Session Promise

This blog will take approximately 2.5 minutes to read.

At the recent FutureBook conference in London, The Bookseller’s annual book publishing and innovation jamboree, games consultant and writer Nicholas Lovell talked about a core idea behind the way content across all forms is delivered to us these days: the “session promise.” By this he means both the length of time the work requires of us to view, read, or play at any single sitting — the tv drama episode, the game level, the podcast serial — as well as the bargain we make with ourselves as we sit down to view: “I’ll just watch one episode of ‘Stranger Things 2.’” With the print book the session promise is so well established that it’s as invisible to readers as the printer’s rectangles Ian Gadd focuses on so elegantly in his most recent Ambient Literature blog.

While I was not able to attend FutureBook this year, one of my PhD students, Lisa Gee, went along. Lisa is writing an interactive biography of an 18th century “man of letters,” William Hayley. In HayleyWorld, Lisa does away with the standard chronological cradle-to-grave biography format and allows readers to engage with Hayley via mutual interests, i.e. “Love and Marriage,” “Theatre,” “Mental Infelicities.” I’ve been reading the work as Lisa prepares to submit her PhD for examination and this notion of “session promise,” its importance to user experience, and ways to build it in to that experience, has come up repeatedly in our discussions, as it does so often with hybrid digital forms.

The session promise is particularly important for audience engagement with online long-form content, and can be crucial to enticing a reluctant or nervous audience onto new territory; the emergence of the identification of the “long read” in journalism serves to underline this as does the recent Twitter convention of the numbered thread. We need to know what is expected of us as readers or viewers; we need to know whether the work in front of us requires ten minutes or ten hours or ten days. Once we know that, we’re happy. The length or duration of a work itself is not an issue, but not knowing the length or duration of a work is an issue. As a creator and consumer of hybrid digital forms, a lack of session promise is something that never fails to cause me anxiety.
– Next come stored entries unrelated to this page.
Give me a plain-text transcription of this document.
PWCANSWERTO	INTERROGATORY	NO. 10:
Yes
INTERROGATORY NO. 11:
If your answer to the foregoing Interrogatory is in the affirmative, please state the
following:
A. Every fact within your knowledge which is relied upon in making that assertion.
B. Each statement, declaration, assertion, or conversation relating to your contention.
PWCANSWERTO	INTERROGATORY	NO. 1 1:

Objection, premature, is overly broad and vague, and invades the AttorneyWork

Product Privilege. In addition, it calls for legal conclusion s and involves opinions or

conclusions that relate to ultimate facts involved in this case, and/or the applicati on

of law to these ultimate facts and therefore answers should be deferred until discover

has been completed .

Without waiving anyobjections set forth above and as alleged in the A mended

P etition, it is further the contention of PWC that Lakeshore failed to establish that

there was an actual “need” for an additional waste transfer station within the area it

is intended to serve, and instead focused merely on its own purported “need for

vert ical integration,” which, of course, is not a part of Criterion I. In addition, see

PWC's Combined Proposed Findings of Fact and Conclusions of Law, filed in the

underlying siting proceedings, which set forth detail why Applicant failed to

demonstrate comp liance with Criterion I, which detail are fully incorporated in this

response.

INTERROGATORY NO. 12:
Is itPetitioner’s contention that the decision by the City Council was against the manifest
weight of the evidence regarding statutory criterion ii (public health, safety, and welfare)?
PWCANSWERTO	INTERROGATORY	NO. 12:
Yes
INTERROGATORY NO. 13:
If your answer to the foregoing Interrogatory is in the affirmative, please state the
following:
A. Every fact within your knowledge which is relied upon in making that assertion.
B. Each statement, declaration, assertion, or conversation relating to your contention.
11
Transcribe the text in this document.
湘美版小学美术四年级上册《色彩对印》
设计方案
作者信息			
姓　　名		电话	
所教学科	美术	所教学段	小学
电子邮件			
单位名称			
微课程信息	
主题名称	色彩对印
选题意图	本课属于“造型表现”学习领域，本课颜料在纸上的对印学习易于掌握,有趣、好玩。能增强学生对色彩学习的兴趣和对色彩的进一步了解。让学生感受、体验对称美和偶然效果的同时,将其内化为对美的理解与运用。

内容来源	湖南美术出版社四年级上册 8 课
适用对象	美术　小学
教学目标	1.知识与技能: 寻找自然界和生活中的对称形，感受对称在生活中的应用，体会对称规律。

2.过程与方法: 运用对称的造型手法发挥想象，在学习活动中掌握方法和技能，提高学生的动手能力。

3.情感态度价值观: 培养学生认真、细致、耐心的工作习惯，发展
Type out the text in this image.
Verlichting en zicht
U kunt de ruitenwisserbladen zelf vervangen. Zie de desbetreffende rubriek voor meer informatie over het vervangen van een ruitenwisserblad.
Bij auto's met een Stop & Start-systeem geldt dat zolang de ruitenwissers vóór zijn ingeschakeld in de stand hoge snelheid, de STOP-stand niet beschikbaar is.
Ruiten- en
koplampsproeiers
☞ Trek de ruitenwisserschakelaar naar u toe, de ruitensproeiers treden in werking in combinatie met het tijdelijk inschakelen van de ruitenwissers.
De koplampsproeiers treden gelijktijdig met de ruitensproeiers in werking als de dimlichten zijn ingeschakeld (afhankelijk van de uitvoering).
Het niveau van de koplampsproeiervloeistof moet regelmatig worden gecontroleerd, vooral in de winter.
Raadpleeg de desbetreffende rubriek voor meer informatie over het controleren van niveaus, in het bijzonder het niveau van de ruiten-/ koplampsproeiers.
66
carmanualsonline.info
And this anxiety can get in the way of the other, perhaps more important though certainly harder to define, aspect of the “session promise” — what am I going to gain or learn or experience through reading/listening to/viewing/playing this work?

The works created through the Ambient Literature project all have their own version of the session promise: in Duncan Speakman’s It Must Have Been Dark by Then it comes through the set up the reader needs to put in place in order to experience the work, and the interaction between the reader, the book and the app. An event and/or festival-based piece, you’ll be told it lasts about an hour when you register to take it out. Sounds complicated, but it’s not. In James Atlee’s The Cartographer’s Confession, the work is divided into chapters as well as navigational points on a map. You can break up the work in different ways and via alternate routes, allowing for multiple opportunities to understand the session promise made to the reader.

In my work, Breathe, (to be published 30 January!), the approximate length of time required to read the story is stated on the intro page, and each page contains its number set against the entire number of pages, i.e. 3/107. My hope is that anyone experiencing anxiety while reading Breathe will be feeling that anxiety for reasons related to the story itself, not because they’re worried about embarking on a new kind of reading experience and the unfamiliar demands it might make of them.